While relatively more popular eateries, such as B K Snacks near Sri Ram Centre at Mandi House, said they were still managing the situation and had not yet cut down their menu, the impact was immediately visible among smaller stalls and tea shops.
Shiv Yadav, who runs a small tea stall behind Bengali Market—a popular hangout spot for people from different walks of life—said he has stopped preparing bread pakoras and other fried snacks due to the shortage of LPG cylinders.

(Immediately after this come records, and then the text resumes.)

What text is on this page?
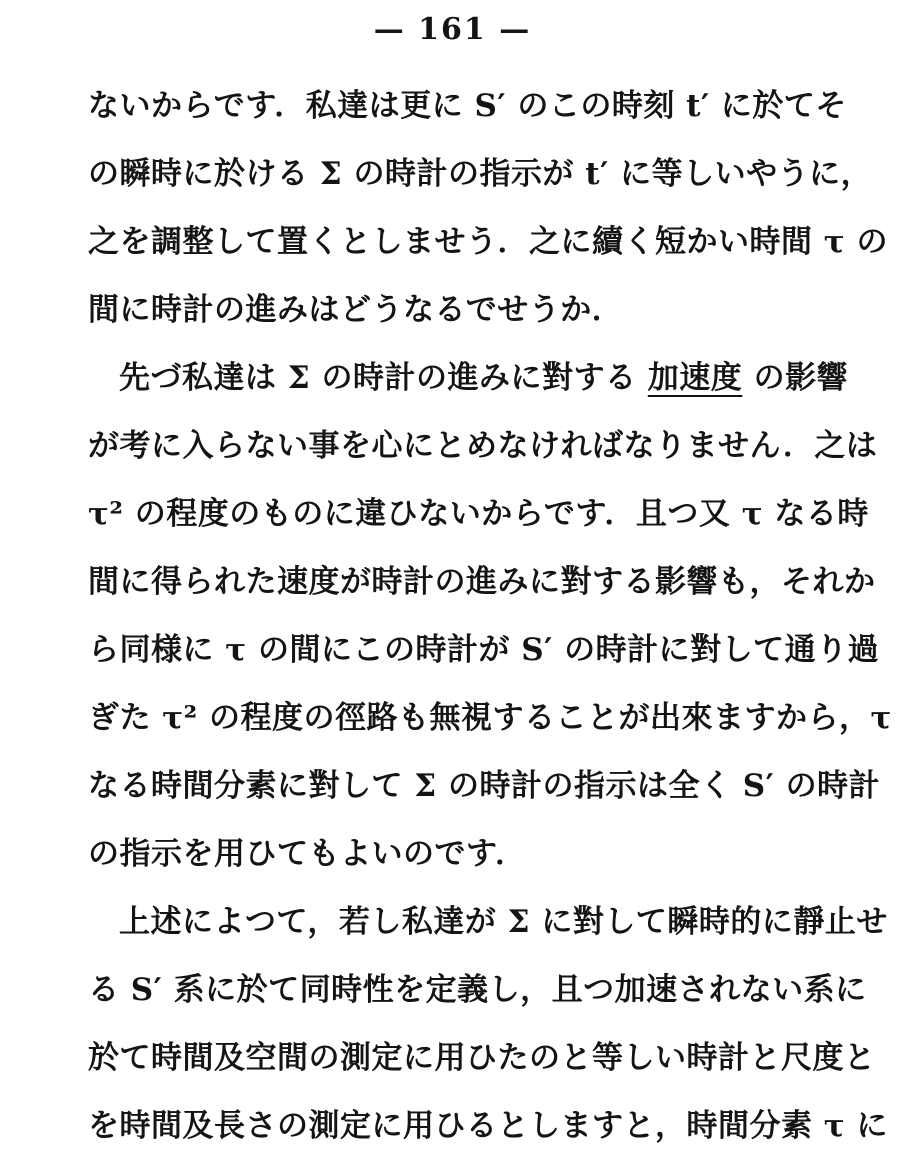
— 161 —
ないからです．私達は更に S′ のこの時刻 t′ に於てそ
の瞬時に於ける Σ の時計の指示が t′ に等しいやうに，
之を調整して置くとしませう．之に續く短かい時間 τ の
間に時計の進みはどうなるでせうか．
先づ私達は Σ の時計の進みに對する 加速度 の影響
が考に入らない事を心にとめなければなりません．之は
τ² の程度のものに違ひないからです．且つ又 τ なる時
間に得られた速度が時計の進みに對する影響も，それか
ら同様に τ の間にこの時計が S′ の時計に對して通り過
ぎた τ² の程度の徑路も無視することが出來ますから，τ
なる時間分素に對して Σ の時計の指示は全く S′ の時計
の指示を用ひてもよいのです．
上述によつて，若し私達が Σ に對して瞬時的に靜止せ
る S′ 系に於て同時性を定義し，且つ加速されない系に
於て時間及空間の測定に用ひたのと等しい時計と尺度と
を時間及長さの測定に用ひるとしますと，時間分素 τ に
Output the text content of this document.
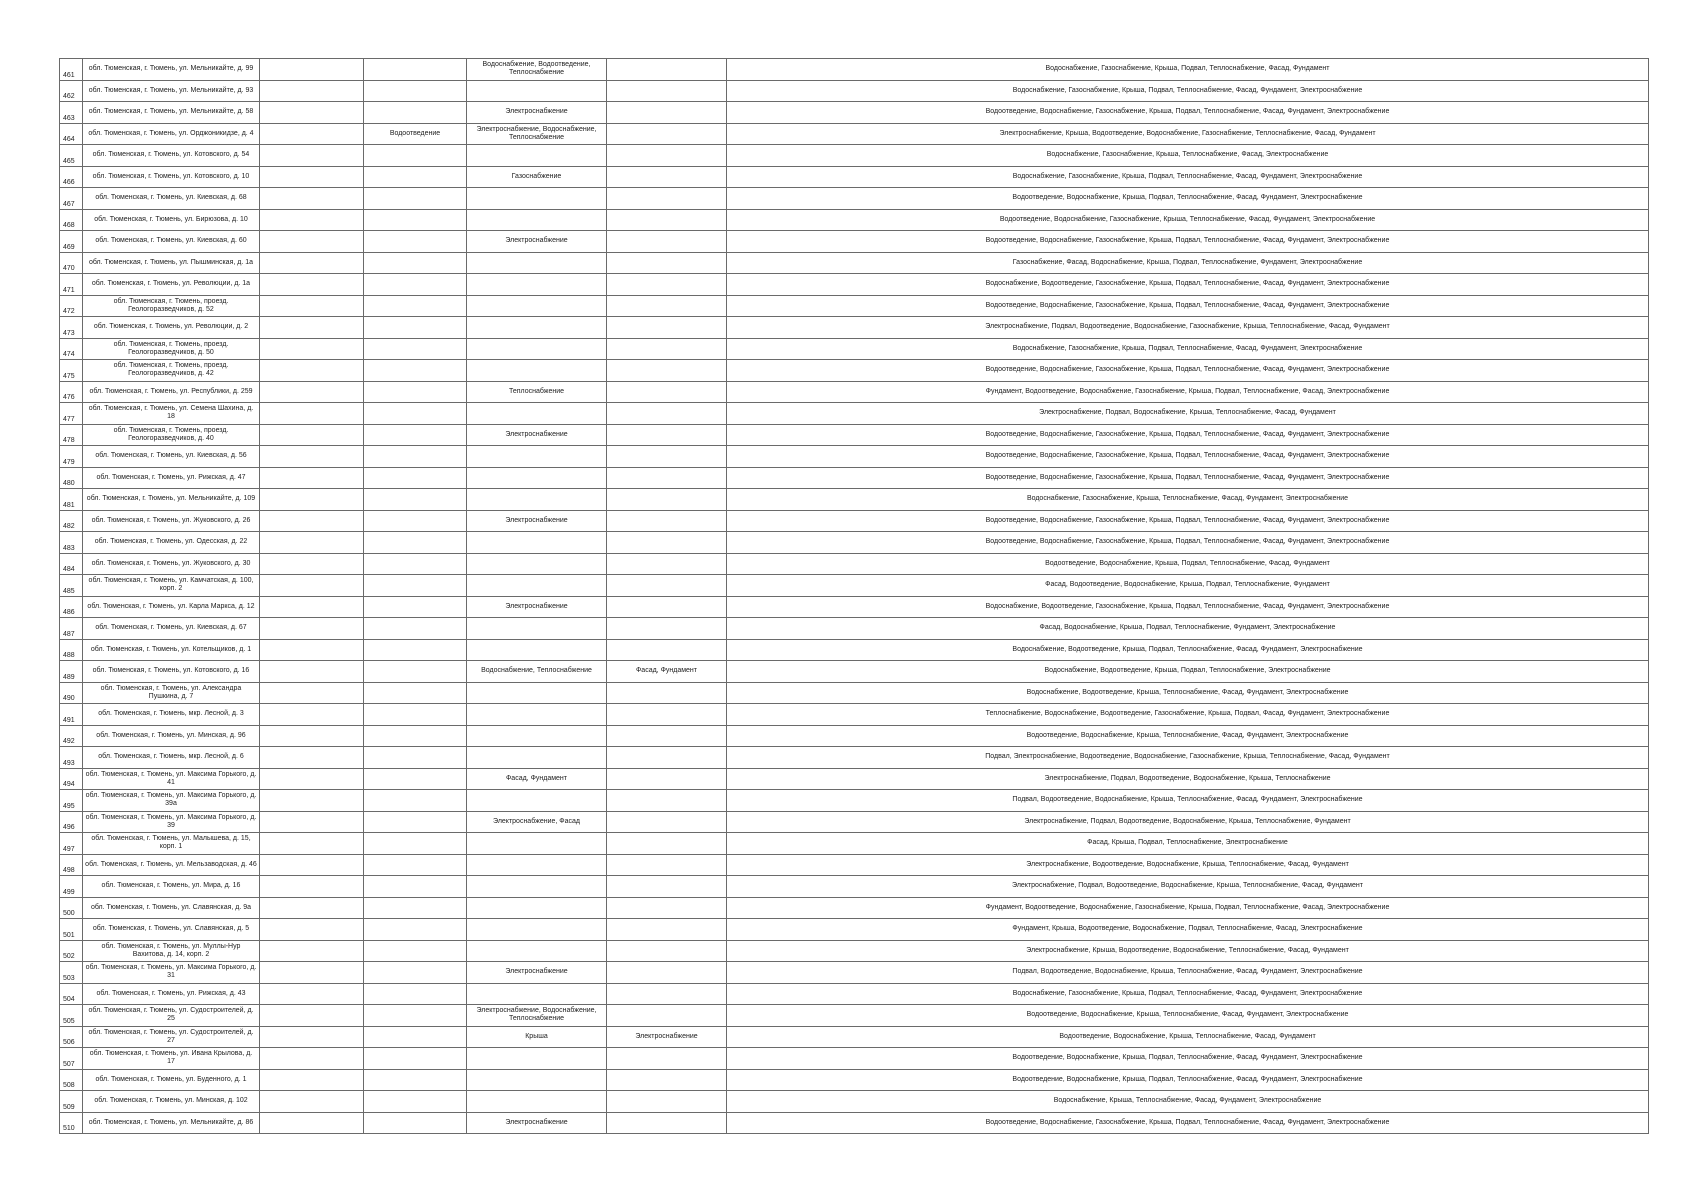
461	обл. Тюменская, г. Тюмень, ул. Мельникайте, д. 99			Водоснабжение, Водоотведение, Теплоснабжение		Водоснабжение, Газоснабжение, Крыша, Подвал, Теплоснабжение, Фасад, Фундамент
462	обл. Тюменская, г. Тюмень, ул. Мельникайте, д. 93					Водоснабжение, Газоснабжение, Крыша, Подвал, Теплоснабжение, Фасад, Фундамент, Электроснабжение
463	обл. Тюменская, г. Тюмень, ул. Мельникайте, д. 58			Электроснабжение		Водоотведение, Водоснабжение, Газоснабжение, Крыша, Подвал, Теплоснабжение, Фасад, Фундамент, Электроснабжение
464	обл. Тюменская, г. Тюмень, ул. Орджоникидзе, д. 4		Водоотведение	Электроснабжение, Водоснабжение, Теплоснабжение		Электроснабжение, Крыша, Водоотведение, Водоснабжение, Газоснабжение, Теплоснабжение, Фасад, Фундамент
465	обл. Тюменская, г. Тюмень, ул. Котовского, д. 54					Водоснабжение, Газоснабжение, Крыша, Теплоснабжение, Фасад, Электроснабжение
466	обл. Тюменская, г. Тюмень, ул. Котовского, д. 10			Газоснабжение		Водоснабжение, Газоснабжение, Крыша, Подвал, Теплоснабжение, Фасад, Фундамент, Электроснабжение
467	обл. Тюменская, г. Тюмень, ул. Киевская, д. 68					Водоотведение, Водоснабжение, Крыша, Подвал, Теплоснабжение, Фасад, Фундамент, Электроснабжение
468	обл. Тюменская, г. Тюмень, ул. Бирюзова, д. 10					Водоотведение, Водоснабжение, Газоснабжение, Крыша, Теплоснабжение, Фасад, Фундамент, Электроснабжение
469	обл. Тюменская, г. Тюмень, ул. Киевская, д. 60			Электроснабжение		Водоотведение, Водоснабжение, Газоснабжение, Крыша, Подвал, Теплоснабжение, Фасад, Фундамент, Электроснабжение
470	обл. Тюменская, г. Тюмень, ул. Пышминская, д. 1а					Газоснабжение, Фасад, Водоснабжение, Крыша, Подвал, Теплоснабжение, Фундамент, Электроснабжение
471	обл. Тюменская, г. Тюмень, ул. Революции, д. 1а					Водоснабжение, Водоотведение, Газоснабжение, Крыша, Подвал, Теплоснабжение, Фасад, Фундамент, Электроснабжение
472	обл. Тюменская, г. Тюмень, проезд. Геологоразведчиков, д. 52					Водоотведение, Водоснабжение, Газоснабжение, Крыша, Подвал, Теплоснабжение, Фасад, Фундамент, Электроснабжение
473	обл. Тюменская, г. Тюмень, ул. Революции, д. 2					Электроснабжение, Подвал, Водоотведение, Водоснабжение, Газоснабжение, Крыша, Теплоснабжение, Фасад, Фундамент
474	обл. Тюменская, г. Тюмень, проезд. Геологоразведчиков, д. 50					Водоснабжение, Газоснабжение, Крыша, Подвал, Теплоснабжение, Фасад, Фундамент, Электроснабжение
475	обл. Тюменская, г. Тюмень, проезд. Геологоразведчиков, д. 42					Водоотведение, Водоснабжение, Газоснабжение, Крыша, Подвал, Теплоснабжение, Фасад, Фундамент, Электроснабжение
476	обл. Тюменская, г. Тюмень, ул. Республики, д. 259			Теплоснабжение		Фундамент, Водоотведение, Водоснабжение, Газоснабжение, Крыша, Подвал, Теплоснабжение, Фасад, Электроснабжение
477	обл. Тюменская, г. Тюмень, ул. Семена Шахина, д. 18					Электроснабжение, Подвал, Водоснабжение, Крыша, Теплоснабжение, Фасад, Фундамент
478	обл. Тюменская, г. Тюмень, проезд. Геологоразведчиков, д. 40			Электроснабжение		Водоотведение, Водоснабжение, Газоснабжение, Крыша, Подвал, Теплоснабжение, Фасад, Фундамент, Электроснабжение
479	обл. Тюменская, г. Тюмень, ул. Киевская, д. 56					Водоотведение, Водоснабжение, Газоснабжение, Крыша, Подвал, Теплоснабжение, Фасад, Фундамент, Электроснабжение
480	обл. Тюменская, г. Тюмень, ул. Рижская, д. 47					Водоотведение, Водоснабжение, Газоснабжение, Крыша, Подвал, Теплоснабжение, Фасад, Фундамент, Электроснабжение
481	обл. Тюменская, г. Тюмень, ул. Мельникайте, д. 109					Водоснабжение, Газоснабжение, Крыша, Теплоснабжение, Фасад, Фундамент, Электроснабжение
482	обл. Тюменская, г. Тюмень, ул. Жуковского, д. 26			Электроснабжение		Водоотведение, Водоснабжение, Газоснабжение, Крыша, Подвал, Теплоснабжение, Фасад, Фундамент, Электроснабжение
483	обл. Тюменская, г. Тюмень, ул. Одесская, д. 22					Водоотведение, Водоснабжение, Газоснабжение, Крыша, Подвал, Теплоснабжение, Фасад, Фундамент, Электроснабжение
484	обл. Тюменская, г. Тюмень, ул. Жуковского, д. 30					Водоотведение, Водоснабжение, Крыша, Подвал, Теплоснабжение, Фасад, Фундамент
485	обл. Тюменская, г. Тюмень, ул. Камчатская, д. 100, корп. 2					Фасад, Водоотведение, Водоснабжение, Крыша, Подвал, Теплоснабжение, Фундамент
486	обл. Тюменская, г. Тюмень, ул. Карла Маркса, д. 12			Электроснабжение		Водоснабжение, Водоотведение, Газоснабжение, Крыша, Подвал, Теплоснабжение, Фасад, Фундамент, Электроснабжение
487	обл. Тюменская, г. Тюмень, ул. Киевская, д. 67					Фасад, Водоснабжение, Крыша, Подвал, Теплоснабжение, Фундамент, Электроснабжение
488	обл. Тюменская, г. Тюмень, ул. Котельщиков, д. 1					Водоснабжение, Водоотведение, Крыша, Подвал, Теплоснабжение, Фасад, Фундамент, Электроснабжение
489	обл. Тюменская, г. Тюмень, ул. Котовского, д. 16			Водоснабжение, Теплоснабжение	Фасад, Фундамент	Водоснабжение, Водоотведение, Крыша, Подвал, Теплоснабжение, Электроснабжение
490	обл. Тюменская, г. Тюмень, ул. Александра Пушкина, д. 7					Водоснабжение, Водоотведение, Крыша, Теплоснабжение, Фасад, Фундамент, Электроснабжение
491	обл. Тюменская, г. Тюмень, мкр. Лесной, д. 3					Теплоснабжение, Водоснабжение, Водоотведение, Газоснабжение, Крыша, Подвал, Фасад, Фундамент, Электроснабжение
492	обл. Тюменская, г. Тюмень, ул. Минская, д. 96					Водоотведение, Водоснабжение, Крыша, Теплоснабжение, Фасад, Фундамент, Электроснабжение
493	обл. Тюменская, г. Тюмень, мкр. Лесной, д. 6					Подвал, Электроснабжение, Водоотведение, Водоснабжение, Газоснабжение, Крыша, Теплоснабжение, Фасад, Фундамент
494	обл. Тюменская, г. Тюмень, ул. Максима Горького, д. 41			Фасад, Фундамент		Электроснабжение, Подвал, Водоотведение, Водоснабжение, Крыша, Теплоснабжение
495	обл. Тюменская, г. Тюмень, ул. Максима Горького, д. 39а					Подвал, Водоотведение, Водоснабжение, Крыша, Теплоснабжение, Фасад, Фундамент, Электроснабжение
496	обл. Тюменская, г. Тюмень, ул. Максима Горького, д. 39			Электроснабжение, Фасад		Электроснабжение, Подвал, Водоотведение, Водоснабжение, Крыша, Теплоснабжение, Фундамент
497	обл. Тюменская, г. Тюмень, ул. Малышева, д. 15, корп. 1					Фасад, Крыша, Подвал, Теплоснабжение, Электроснабжение
498	обл. Тюменская, г. Тюмень, ул. Мельзаводская, д. 46					Электроснабжение, Водоотведение, Водоснабжение, Крыша, Теплоснабжение, Фасад, Фундамент
499	обл. Тюменская, г. Тюмень, ул. Мира, д. 16					Электроснабжение, Подвал, Водоотведение, Водоснабжение, Крыша, Теплоснабжение, Фасад, Фундамент
500	обл. Тюменская, г. Тюмень, ул. Славянская, д. 9а					Фундамент, Водоотведение, Водоснабжение, Газоснабжение, Крыша, Подвал, Теплоснабжение, Фасад, Электроснабжение
501	обл. Тюменская, г. Тюмень, ул. Славянская, д. 5					Фундамент, Крыша, Водоотведение, Водоснабжение, Подвал, Теплоснабжение, Фасад, Электроснабжение
502	обл. Тюменская, г. Тюмень, ул. Муллы-Нур Вахитова, д. 14, корп. 2					Электроснабжение, Крыша, Водоотведение, Водоснабжение, Теплоснабжение, Фасад, Фундамент
503	обл. Тюменская, г. Тюмень, ул. Максима Горького, д. 31			Электроснабжение		Подвал, Водоотведение, Водоснабжение, Крыша, Теплоснабжение, Фасад, Фундамент, Электроснабжение
504	обл. Тюменская, г. Тюмень, ул. Рижская, д. 43					Водоснабжение, Газоснабжение, Крыша, Подвал, Теплоснабжение, Фасад, Фундамент, Электроснабжение
505	обл. Тюменская, г. Тюмень, ул. Судостроителей, д. 25			Электроснабжение, Водоснабжение, Теплоснабжение		Водоотведение, Водоснабжение, Крыша, Теплоснабжение, Фасад, Фундамент, Электроснабжение
506	обл. Тюменская, г. Тюмень, ул. Судостроителей, д. 27			Крыша	Электроснабжение	Водоотведение, Водоснабжение, Крыша, Теплоснабжение, Фасад, Фундамент
507	обл. Тюменская, г. Тюмень, ул. Ивана Крылова, д. 17					Водоотведение, Водоснабжение, Крыша, Подвал, Теплоснабжение, Фасад, Фундамент, Электроснабжение
508	обл. Тюменская, г. Тюмень, ул. Буденного, д. 1					Водоотведение, Водоснабжение, Крыша, Подвал, Теплоснабжение, Фасад, Фундамент, Электроснабжение
509	обл. Тюменская, г. Тюмень, ул. Минская, д. 102					Водоснабжение, Крыша, Теплоснабжение, Фасад, Фундамент, Электроснабжение
510	обл. Тюменская, г. Тюмень, ул. Мельникайте, д. 86			Электроснабжение		Водоотведение, Водоснабжение, Газоснабжение, Крыша, Подвал, Теплоснабжение, Фасад, Фундамент, Электроснабжение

“Now I only serve tea, which I make using an induction cooktop. But it takes much longer, and customers don’t wait that long,” he said. On Friday evening around 4 pm, his usually crowded stall had only a few labourers stopping by for tea. “I cannot buy cylinders in the black market. My sales are not that high, and I won’t be able to recover the cost,” he added. At Mandi House, two tea stalls have remained closed for the past couple of days, while three others have switched to small domestic cylinders and reduced their snack offerings.
In the Patiala House Courts complex, the well-known outlet Aslam’s Biryani, famous for its chicken stew, korma and biryani, has shut operations for now due to the unavailability of LPG cylinders. “Let’s see when we can reopen,” the owner said over the phone. “Everything we cook requires gas.” Referring to the pandemic years, he added, “We survived that. We will survive this too.” Two other eateries in the same complex have also temporarily shut their kitchens. Pappu, who runs a small food and tea stall there, said he has stopped preparing meals and snacks.
“People still want tea, so I have to make that. But cooking food has become too expensive. I cannot raise prices drastically,” he said, though he remained hopeful. “We are all facing this together.” Outside the Delhi High Court, Gopal Shah, who runs a small eatery, said he too has had to cut down his menu.“I have stopped making chole-kulche and aloo parathas. For now, only tea is available,” he said.
Chaotic in the city
As tensions in the West Asia continues, it is not just about diplomatic ties or loss of lives. The consequences are far worse. A chain reaction has been triggerred that is adversely affecting local economies, global trade routes, energy markets and the everyday lives of people miles away from the battlefield.
The unavailability of LPG cylinders results in rising prices, which translate into higher transportation costs, increased fuel prices and a ripple effect on the cost of essential goods.